☆ Exercise 3
In this exercise we’ll add automated testing to the statistics library using GitHub Actions. This ensures all future pull requests are automatically tested before merging.
Part 1: Understanding the Current Tests
Step 1: Explore the existing test file
Open test_stats_lib.py in your repository. You’ll see pytest tests for the statistics functions.
Step 2: Run tests locally
# Run the tests
pytest test_stats_lib.py
# Run with coverage report
pytest --cov=stats_lib test_stats_lib.pyYou should see all tests pass with the merged code from the previous exercises.
Part 2: Create a GitHub Actions Workflow
The Repository Owner leads this part, but everyone should follow along in their own clone.
Step 1: Create the workflow directory structure
mkdir -p .github/workflowsStep 2: Create the workflow file
Create the workflow file .github/workflows/pytest.yml. You can use the workflow in https://github.com/Bristol-Training/demo-calc-lib as a template.

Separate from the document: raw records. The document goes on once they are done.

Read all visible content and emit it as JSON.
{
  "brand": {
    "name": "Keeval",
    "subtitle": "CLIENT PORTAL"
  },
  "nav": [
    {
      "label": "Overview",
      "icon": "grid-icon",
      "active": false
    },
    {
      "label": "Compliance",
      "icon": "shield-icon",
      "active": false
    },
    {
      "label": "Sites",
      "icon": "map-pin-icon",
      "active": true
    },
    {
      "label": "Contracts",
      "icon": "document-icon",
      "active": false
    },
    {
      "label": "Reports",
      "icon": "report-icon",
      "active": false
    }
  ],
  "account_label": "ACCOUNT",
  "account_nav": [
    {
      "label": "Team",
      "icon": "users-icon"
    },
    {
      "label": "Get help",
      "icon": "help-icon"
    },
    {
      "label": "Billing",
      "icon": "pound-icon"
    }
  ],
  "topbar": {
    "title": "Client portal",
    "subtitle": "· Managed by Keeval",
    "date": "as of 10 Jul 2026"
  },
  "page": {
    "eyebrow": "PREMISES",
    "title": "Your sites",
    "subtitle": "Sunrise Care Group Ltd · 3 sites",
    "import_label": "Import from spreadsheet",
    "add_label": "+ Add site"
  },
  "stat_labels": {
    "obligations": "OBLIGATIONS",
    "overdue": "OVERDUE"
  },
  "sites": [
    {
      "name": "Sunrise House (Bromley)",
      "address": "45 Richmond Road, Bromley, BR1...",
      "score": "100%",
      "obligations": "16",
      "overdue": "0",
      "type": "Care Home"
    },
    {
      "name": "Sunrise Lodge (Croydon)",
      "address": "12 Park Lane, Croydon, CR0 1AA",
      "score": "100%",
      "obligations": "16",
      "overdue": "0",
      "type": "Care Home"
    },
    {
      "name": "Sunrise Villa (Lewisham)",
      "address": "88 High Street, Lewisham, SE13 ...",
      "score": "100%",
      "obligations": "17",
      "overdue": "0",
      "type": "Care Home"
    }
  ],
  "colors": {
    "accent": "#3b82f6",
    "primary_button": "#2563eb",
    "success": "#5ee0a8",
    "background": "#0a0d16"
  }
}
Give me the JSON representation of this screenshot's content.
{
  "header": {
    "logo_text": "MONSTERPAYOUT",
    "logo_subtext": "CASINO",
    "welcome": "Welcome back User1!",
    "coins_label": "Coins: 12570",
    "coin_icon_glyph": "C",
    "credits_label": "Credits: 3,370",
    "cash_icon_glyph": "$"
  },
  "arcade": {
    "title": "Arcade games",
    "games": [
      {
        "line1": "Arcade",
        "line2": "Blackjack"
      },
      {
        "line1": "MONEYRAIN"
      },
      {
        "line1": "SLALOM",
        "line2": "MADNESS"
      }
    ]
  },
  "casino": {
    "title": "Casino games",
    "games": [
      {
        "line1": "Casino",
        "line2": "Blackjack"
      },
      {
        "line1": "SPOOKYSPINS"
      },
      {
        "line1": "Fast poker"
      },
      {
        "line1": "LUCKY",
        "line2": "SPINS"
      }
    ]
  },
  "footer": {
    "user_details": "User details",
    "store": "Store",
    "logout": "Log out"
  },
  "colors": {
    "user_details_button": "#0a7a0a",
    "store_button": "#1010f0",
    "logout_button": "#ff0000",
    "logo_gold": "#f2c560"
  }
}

Step 3: Ensure requirements.txt exists
If it doesn’t exist, create it. Since this is a simple library, the file might be minimal or empty, but it should exist for the workflow.
Step 4: Commit and push
git add .github/workflows/pytest.yml
git add requirements.txt # if you created it
git commit -m "Add GitHub Actions workflow for automated testing"
git push origin mainStep 5: Verify the workflow runs
- Go to your GitHub repository
- Click the Actions tab
- You should see your workflow running (yellow circle) or completed (green checkmark)
- Click on the workflow run to see detailed logs
✅ Automated testing is now active!
Part 3: Test the Workflow with a Pull Request
Now let’s see GitHub Actions in action by creating a pull request with failing tests.
Step 1: Create a buggy branch
git checkout main
git pull origin main
git checkout -b feature/buggy-medianStep 2: Introduce a bug in stats_lib.py
Find the median function and change it to:
def median(data):
"""Calculate median (with an intentional bug)."""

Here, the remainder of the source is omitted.